Like many politicians, Brazilian president Luis Inácio Lula da Silva identified himself with different citizens by dressing like them. He seemed to delight in donning an Indian headdress or squeezing into a hard hat. Such images fit the populist message of this remarkable man, a man who rose from poverty to become leader of the labor movement that challenged the military dictatorship and helped restore democracy to Brazil, the world’s eighth largest economy. But in July 2003 when Lula placed the bright red cap of the Landless Laborers’ Movement (Movimento dos Trabalhadores Rurais Sem Terra [MST]) on his head, all hell broke loose. Subsequent editions of nearly every news vehicle in the country featured alarmed criticism of this fateful act. Words like “rebellious,” “revolutionary” and “irresponsible” characterized the reaction as dozens of reporters were sent to the field to document the dangers posed to the country by the MST. The controversy reached the United States, where concerns on Wall Street and in Washington threatened to undermine Brazil’s fragile credit rating and international standing. By 2004, the Lula administration had carefully finessed most of the criticisms, supporting the right of the MST to mobilize and pressure the government while simultaneously investing in a conflicting agribusiness development scheme.

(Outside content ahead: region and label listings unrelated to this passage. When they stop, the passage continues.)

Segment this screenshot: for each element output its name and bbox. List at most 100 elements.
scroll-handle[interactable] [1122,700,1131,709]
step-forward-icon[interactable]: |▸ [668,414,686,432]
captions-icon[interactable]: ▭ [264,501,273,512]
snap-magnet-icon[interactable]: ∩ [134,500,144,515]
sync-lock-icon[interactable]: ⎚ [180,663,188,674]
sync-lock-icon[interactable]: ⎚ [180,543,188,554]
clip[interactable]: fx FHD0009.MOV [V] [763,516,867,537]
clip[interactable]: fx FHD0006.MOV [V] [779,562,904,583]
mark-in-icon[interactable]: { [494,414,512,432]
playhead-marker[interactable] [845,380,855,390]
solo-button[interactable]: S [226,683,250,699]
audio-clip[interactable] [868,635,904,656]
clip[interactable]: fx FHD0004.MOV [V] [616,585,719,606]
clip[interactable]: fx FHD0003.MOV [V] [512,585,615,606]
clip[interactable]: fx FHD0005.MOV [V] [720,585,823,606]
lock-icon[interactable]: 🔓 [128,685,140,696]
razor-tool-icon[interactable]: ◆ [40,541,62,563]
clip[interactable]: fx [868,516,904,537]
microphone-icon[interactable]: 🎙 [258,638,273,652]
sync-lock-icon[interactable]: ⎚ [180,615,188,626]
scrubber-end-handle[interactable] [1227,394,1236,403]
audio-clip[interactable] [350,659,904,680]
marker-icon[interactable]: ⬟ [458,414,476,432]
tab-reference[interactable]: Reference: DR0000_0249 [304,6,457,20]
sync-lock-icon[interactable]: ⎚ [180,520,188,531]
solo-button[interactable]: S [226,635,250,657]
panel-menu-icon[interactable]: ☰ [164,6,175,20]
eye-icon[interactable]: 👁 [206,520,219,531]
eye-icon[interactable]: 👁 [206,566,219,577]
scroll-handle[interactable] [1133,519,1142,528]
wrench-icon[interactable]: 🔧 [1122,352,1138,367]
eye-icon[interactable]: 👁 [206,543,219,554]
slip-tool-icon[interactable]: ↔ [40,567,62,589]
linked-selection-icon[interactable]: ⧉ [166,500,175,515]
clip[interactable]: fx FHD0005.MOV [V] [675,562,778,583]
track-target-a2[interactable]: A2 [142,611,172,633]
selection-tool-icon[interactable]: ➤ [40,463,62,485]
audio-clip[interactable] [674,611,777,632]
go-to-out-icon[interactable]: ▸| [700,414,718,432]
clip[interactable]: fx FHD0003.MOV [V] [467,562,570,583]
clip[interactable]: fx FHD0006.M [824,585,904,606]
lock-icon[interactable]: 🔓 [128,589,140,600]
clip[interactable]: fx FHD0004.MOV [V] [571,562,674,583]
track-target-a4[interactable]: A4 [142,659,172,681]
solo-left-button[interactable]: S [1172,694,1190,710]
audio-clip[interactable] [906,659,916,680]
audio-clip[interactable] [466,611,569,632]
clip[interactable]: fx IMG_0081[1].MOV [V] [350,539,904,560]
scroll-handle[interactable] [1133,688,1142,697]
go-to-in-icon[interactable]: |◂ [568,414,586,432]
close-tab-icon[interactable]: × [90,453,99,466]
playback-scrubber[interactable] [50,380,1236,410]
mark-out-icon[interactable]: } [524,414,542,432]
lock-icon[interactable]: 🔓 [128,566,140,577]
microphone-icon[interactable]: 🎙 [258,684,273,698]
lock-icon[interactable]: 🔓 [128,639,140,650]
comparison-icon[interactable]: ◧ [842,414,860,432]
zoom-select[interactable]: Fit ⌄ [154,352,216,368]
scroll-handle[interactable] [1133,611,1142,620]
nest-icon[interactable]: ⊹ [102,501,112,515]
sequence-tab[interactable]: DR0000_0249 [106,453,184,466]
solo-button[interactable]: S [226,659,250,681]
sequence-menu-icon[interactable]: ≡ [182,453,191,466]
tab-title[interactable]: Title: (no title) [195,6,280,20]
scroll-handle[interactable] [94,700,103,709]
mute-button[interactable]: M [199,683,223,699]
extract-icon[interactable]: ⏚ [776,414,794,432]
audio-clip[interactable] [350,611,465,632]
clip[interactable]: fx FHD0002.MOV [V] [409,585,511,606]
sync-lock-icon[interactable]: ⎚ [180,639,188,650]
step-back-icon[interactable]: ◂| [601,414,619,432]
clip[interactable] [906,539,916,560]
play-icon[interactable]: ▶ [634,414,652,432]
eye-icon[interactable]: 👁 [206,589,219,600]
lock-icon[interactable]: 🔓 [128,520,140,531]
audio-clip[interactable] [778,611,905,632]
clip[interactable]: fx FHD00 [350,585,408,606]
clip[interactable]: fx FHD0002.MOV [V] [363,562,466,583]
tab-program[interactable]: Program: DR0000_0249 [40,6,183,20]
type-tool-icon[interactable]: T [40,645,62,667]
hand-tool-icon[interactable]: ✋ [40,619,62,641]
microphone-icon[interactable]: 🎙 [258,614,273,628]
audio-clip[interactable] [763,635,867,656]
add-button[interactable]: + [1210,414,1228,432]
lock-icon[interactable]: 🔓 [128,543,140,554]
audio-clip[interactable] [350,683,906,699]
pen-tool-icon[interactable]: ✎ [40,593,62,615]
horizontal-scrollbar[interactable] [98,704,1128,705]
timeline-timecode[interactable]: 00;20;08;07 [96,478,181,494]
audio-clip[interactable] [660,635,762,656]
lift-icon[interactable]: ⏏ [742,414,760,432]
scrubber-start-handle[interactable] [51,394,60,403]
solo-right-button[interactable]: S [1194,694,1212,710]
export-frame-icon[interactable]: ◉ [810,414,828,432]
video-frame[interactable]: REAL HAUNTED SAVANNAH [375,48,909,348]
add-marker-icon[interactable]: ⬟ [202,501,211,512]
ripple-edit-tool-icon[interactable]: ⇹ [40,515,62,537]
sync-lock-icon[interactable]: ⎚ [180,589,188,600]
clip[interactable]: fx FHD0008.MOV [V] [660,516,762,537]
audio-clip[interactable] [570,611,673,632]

What is the MST? In contradistinction to the image projected by the Brazilian press, the collection of recently published books reviewed here describe it as an institutionalized social movement of unprecedented significance for Brazil and the world that does not pose an immediate revolutionary threat to society. On one book’s jacket, Eric Hobsbawm, a frequent traveler to Brazil, validates the MST as “the most ambitious social movement in contemporary Latin America” (Branford and Rocha 2002). On another’s cover, journalist Studs Terkel describes the MST as “a million or so ordinary people fighting for the right to live ordinary lives” (Wright and Wolford 2003). Founded in 1984, the MST fights for radical agrarian reform—that is, state intervention to reverse historic land concentration trends, distribute good agricultural land to needy workers, and reallocate resources to support small and cooperative farming as fundamental to the development of a stronger, more democratic and just society.
Today, the MST boasts a membership of more than 500,000 families—at least two million people—and has a presence in every state and more than 700 municipalities. The MST runs some 500 farm co-ops in the areas of production, marketing, credit, and technical assistance. It trains most of its own technicians, militants, and leaders. It has succeeded in redirecting government funds to support its administration of 1,800 elementary schools with more than 160,000 students, teaching basic literacy to 30,000 teenagers and adults, and operating a college. In the meantime, some sixty members are studying in Cuba to be doctors (MST 2004).